258 Au point 230 de l’arrêt attaqué, le Tribunal a considéré, s’agissant de la prétendue violation des principes d’égalité de traitement et de non-discrimination, qu’il n’existait pas de discrimination entre les membres du personnel contractuel d’Eulex Kosovo, en raison de l’application de droits nationaux différents auxquels les stipulations contractuelles tirées de la communication C(2009) 9502 renvoyaient, dès lors que ces membres du personnel sont traités selon les mêmes modalités, qui sont
énoncées de manière identique dans les contrats les concernant.
259 Il y a lieu de relever que, en statuant ainsi, le Tribunal a commis une erreur de droit.
260 Il ressort, en effet, de ce point 230 que le Tribunal a estimé, sans indiquer s’il considérait que les membres du personnel contractuel d’Eulex Kosovo se trouvaient dans une situation comparable ou différente, que, eu égard au caractère identique des stipulations de l’ensemble des contrats de ces membres du personnel, qui renvoyaient à cette communication pour identifier la loi applicable au contrat, lesdits membres devaient être considérés comme étant traités de manière identique.

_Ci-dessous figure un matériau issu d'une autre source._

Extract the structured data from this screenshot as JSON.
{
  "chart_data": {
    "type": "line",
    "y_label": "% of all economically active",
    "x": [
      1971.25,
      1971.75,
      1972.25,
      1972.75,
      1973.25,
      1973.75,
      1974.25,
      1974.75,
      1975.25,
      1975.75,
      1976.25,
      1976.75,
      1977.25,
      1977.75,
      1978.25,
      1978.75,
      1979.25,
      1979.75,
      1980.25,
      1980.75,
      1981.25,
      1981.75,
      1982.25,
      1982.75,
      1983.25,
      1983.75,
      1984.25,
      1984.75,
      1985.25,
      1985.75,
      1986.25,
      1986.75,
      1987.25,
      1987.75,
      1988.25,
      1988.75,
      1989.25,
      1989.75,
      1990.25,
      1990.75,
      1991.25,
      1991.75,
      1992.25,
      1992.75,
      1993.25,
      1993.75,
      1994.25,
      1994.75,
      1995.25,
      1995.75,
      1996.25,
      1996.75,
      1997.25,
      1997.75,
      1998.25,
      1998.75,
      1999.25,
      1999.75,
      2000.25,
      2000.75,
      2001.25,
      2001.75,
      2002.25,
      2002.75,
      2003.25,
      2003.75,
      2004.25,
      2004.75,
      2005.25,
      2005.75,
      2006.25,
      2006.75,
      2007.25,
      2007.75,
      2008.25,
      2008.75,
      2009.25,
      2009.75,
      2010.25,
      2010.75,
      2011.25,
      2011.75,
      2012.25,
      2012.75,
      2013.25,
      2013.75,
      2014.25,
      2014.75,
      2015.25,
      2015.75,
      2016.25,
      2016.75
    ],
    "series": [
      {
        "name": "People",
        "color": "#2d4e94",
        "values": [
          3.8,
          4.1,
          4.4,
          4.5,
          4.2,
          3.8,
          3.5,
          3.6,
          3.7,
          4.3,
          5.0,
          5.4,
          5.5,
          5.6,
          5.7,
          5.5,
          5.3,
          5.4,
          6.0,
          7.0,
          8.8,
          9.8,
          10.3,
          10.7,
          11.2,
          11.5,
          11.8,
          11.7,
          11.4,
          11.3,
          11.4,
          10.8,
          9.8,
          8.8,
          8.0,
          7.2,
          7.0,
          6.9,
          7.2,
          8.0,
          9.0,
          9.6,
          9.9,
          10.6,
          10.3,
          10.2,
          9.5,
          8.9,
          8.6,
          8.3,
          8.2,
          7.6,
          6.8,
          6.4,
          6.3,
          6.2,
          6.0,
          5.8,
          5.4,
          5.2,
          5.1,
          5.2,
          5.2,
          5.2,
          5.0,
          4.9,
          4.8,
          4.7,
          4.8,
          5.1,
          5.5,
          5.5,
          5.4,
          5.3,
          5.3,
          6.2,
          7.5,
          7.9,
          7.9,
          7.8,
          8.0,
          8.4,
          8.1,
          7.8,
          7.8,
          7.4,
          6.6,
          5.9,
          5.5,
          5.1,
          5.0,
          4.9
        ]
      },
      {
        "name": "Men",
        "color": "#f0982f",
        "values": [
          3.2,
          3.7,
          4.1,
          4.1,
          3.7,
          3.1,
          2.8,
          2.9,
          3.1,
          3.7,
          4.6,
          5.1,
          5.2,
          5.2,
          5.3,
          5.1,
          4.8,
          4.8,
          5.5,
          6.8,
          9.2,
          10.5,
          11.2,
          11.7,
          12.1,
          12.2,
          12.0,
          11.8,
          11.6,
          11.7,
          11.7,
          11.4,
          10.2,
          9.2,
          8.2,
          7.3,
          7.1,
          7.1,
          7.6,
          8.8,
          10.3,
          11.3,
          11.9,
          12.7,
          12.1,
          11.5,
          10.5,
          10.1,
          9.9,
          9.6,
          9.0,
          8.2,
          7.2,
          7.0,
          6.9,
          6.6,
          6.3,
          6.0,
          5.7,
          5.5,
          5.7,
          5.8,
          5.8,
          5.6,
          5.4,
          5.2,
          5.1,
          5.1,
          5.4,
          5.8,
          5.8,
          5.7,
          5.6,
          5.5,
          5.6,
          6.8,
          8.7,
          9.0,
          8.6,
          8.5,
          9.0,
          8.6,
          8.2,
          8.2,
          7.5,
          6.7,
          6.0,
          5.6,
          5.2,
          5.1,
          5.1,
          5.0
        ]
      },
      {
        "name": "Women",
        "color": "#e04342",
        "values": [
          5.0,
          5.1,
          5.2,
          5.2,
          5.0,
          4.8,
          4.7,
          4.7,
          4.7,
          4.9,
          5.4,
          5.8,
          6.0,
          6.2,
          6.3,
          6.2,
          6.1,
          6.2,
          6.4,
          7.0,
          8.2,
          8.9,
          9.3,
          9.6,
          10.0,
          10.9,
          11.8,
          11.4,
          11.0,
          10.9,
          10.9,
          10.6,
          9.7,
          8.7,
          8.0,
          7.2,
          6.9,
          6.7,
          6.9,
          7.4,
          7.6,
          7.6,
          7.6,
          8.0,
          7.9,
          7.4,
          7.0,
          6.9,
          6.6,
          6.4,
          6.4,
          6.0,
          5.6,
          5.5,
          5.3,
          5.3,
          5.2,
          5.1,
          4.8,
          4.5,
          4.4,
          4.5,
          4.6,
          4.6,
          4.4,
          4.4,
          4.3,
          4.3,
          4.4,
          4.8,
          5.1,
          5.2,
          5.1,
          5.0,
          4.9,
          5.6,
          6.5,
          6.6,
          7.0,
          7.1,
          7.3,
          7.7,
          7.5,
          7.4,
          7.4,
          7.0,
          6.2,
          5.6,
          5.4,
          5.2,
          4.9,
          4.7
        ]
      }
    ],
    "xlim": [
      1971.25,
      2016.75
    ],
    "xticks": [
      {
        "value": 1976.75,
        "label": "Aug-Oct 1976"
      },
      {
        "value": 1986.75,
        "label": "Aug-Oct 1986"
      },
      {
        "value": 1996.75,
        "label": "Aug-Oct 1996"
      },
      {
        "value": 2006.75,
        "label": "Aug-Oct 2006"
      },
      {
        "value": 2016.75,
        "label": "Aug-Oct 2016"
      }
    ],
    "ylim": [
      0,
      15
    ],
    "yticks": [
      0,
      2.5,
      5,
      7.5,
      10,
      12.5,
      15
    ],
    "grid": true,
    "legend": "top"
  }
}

261 Le Tribunal a ainsi estimé qu’il était suffisant, afin de respecter le principe de non-discrimination, que soient prévues les mêmes modalités de détermination du droit applicable auxdits membres du personnel.
262 Or, à supposer que les membres du personnel contractuel d’Eulex Kosovo se trouvaient dans une situation comparable, il y a lieu de relever que l’application de divers droits nationaux risque, en pratique, d’entraîner un traitement différent des personnes concernées quant aux droits qui leur sont reconnus et aux obligations qui leur sont imposées dans une situation donnée. Dès lors, le Tribunal ne pouvait, sans vider le principe de non-discrimination de tout effet concret et sans commettre ainsi
une erreur de droit, se borner à constater que les stipulations contractuelles permettant d’identifier les règles matérielles applicables étaient les mêmes pour tous les membres du personnel contractuel d’Eulex Kosovo.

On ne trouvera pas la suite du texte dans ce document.